A vasta experiência profissional do Ministro Antonio Anastasia, como gestor e administrador público e como Professor de Direito Administrativo da UFMG, justifica a elevada expectativa em torno de seus pronunciamentos agora como Ministro no TCU.
Deve-se destacar que S. Exa. esteve à frente da produção de importantes leis como a Lei de Introdução às normas do Direito brasileiro e a Lei de Licitações e Contratos Administrativos.
Por tudo isso, para festejar seus primeiros 4 meses à frente de seu novo assento, seguem alguns acórdãos relatados por S.Exa., para conhecimento do público em geral.
O primeiro deles diz respeito a como se deveria compreender a expressão “erro grosseiro”, como uma das possíveis fontes de responsabilização do agente público. Embora, em princípio, isso possa parecer desinteressante para as empresas, não o é, porque se vive hoje um apagão de canetas, inclusive diante de pedidos de reequilíbrio, porque os agentes temem ser responsabilizados, ainda que reconheçam a pertinência do pleito.
A norma hoje vigente (art. 28 da LINDB, Decreto-Lei nº 4.657/1942), que tem as digitais do eminente Ministro Mineiro, estabelece que “o agente público responderá pessoalmente por suas decisões ou opiniões técnicas em caso de dolo ou erro grosseiro”.
Por meio da lei se pretende melhorar a qualidade das decisões administrativas, judiciais e dos órgãos de controle, fazendo com que o agente público, ao longo do percurso decisório, pondere sobre consequências que as condutas podem provocar e explicite as razões que conduziram à conclusão adotada, em apreço ao já previamente existente princípio da motivação.
A referida lei também foca a necessidade de incrementar a segurança jurídica e proteger os agentes públicos do furor punitivista.
O setor da infraestrutura que, apesar de esforços legislativos como as Leis do RDC, PPP e PPI, ainda patina, depende do vigor da Administração Pública e de seus agentes de empreenderem buscando soluções e criando, por vezes, modelagens novas.
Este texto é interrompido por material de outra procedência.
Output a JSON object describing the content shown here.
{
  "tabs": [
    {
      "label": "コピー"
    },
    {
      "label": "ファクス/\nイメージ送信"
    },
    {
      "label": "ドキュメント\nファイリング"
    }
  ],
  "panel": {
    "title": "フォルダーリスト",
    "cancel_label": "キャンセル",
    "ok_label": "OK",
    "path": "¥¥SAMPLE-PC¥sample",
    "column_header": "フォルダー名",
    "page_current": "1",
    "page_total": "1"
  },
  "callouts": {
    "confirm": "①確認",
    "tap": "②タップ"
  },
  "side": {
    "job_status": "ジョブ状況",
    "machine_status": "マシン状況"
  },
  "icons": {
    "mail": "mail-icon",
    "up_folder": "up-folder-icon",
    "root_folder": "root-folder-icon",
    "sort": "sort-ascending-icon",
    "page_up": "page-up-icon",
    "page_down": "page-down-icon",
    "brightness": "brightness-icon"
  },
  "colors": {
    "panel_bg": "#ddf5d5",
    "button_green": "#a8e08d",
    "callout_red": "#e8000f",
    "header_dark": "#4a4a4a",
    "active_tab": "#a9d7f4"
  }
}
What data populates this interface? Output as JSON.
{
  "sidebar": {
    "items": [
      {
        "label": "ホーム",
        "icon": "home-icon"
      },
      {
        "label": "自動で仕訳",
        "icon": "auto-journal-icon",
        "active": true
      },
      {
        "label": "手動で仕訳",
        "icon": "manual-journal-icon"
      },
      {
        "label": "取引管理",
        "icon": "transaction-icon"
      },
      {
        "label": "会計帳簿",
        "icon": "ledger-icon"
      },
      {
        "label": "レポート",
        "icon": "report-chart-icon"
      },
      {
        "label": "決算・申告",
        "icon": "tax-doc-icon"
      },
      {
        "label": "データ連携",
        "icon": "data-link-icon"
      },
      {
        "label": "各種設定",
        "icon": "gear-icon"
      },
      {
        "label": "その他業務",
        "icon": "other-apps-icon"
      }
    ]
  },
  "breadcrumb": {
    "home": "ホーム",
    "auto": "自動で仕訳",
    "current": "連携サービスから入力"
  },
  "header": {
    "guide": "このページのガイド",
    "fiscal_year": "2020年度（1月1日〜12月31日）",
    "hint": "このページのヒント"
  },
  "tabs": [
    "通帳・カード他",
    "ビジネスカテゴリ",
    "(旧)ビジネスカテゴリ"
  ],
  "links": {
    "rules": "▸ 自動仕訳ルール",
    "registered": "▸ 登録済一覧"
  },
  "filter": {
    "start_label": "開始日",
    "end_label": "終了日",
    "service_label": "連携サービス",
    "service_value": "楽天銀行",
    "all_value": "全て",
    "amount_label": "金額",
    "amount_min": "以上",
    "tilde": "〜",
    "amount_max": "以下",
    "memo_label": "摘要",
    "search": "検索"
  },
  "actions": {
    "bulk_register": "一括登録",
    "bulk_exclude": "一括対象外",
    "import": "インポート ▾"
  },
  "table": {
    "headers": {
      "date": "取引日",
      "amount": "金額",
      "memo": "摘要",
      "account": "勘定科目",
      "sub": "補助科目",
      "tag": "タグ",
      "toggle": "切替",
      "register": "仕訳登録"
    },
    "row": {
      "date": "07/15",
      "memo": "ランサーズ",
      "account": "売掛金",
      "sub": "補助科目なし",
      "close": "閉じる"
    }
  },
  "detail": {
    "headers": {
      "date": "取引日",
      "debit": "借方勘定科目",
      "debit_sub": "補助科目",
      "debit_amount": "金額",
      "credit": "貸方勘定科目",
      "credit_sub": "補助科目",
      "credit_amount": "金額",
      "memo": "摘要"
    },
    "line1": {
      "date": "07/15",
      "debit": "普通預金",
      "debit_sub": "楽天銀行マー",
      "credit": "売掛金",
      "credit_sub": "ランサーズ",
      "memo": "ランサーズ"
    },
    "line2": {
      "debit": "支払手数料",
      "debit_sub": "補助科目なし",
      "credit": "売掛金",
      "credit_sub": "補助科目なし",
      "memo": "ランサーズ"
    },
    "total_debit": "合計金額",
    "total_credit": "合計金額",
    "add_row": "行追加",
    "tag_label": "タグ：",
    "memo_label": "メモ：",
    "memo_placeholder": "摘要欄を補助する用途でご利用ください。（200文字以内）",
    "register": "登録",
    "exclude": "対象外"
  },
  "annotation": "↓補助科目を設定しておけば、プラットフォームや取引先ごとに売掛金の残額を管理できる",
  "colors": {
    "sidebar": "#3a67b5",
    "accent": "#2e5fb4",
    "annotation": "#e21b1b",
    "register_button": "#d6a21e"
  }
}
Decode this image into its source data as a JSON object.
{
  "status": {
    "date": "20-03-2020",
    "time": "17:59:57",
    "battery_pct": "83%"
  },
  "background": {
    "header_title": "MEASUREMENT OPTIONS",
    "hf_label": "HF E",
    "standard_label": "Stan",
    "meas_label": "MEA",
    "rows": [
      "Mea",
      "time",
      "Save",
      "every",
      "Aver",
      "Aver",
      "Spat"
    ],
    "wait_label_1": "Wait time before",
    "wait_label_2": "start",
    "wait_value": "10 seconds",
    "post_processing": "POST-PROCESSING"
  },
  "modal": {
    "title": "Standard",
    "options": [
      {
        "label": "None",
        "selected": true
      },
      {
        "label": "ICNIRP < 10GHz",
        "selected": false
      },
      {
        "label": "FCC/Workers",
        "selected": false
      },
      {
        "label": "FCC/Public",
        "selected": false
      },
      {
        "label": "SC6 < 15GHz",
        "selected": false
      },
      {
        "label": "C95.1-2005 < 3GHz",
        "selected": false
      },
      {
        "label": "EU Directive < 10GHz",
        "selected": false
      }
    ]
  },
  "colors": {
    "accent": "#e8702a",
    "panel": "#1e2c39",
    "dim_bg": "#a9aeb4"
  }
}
A LINDB deseja o agir corajoso, criativo, mas sempre responsável e motivado. A LINDB pretende romper a paralisia cujos danos são sentidos cotidianamente.
Por isso importa ver como vem sendo lida e cumprida, com a revisão do seu idealizador.
Esse primeiro exemplo, portanto, está na aplicação da ideia de “erro grosseiro”, pois a aplicação ampliativa ou restritiva do conceito vai significar a punição ou a absolvição do gestor público e, junto com esse, talvez do particular na qualidade de “beneficiário do ato”.
O que se assiste, muitas vezes, é uma sanha de punir pelo simples fato de o julgador não concordar com as escolhas de outrora, mesmo que estivessem essas no “quadro de leituras possíveis”.
Ou, outras vezes, porque se retiram do contexto as escolhas administrativas, sem apurar em que condições elas de fato se deram.
Vejamos como isso se confirma na relatoria do Em. Ministro:
Estamos falando, inicialmente, do acórdão nº 2.012/2022, relativo a julgamento realizado em 3/5/2022, acompanhado por seus pares, em que o Ministro mineiro faz um detalhado apanhado dos acórdãos já emitidos pela Corte a respeito de como compreender a expressão “erro grosseiro” e como a conceber diante de casos concretos.
Além de fazer uma organizada coletânea, própria de sua didática, o Ministro aponta que o Tribunal já caminhou em sentidos distintos para conceber como “erro grosseiro” deve ser entendido no caso concreto.
Em que pese as duas correntes já havidas no TCU desde a renovação da LINDB levem em conta que se está falando sobre culpa grave, a primeira delas fala do que se espera do “homem médio” (tese encabeçada pelo Ministro Benjamin Zymler) e a segunda delas fala do que se espera do “homem ordinário”.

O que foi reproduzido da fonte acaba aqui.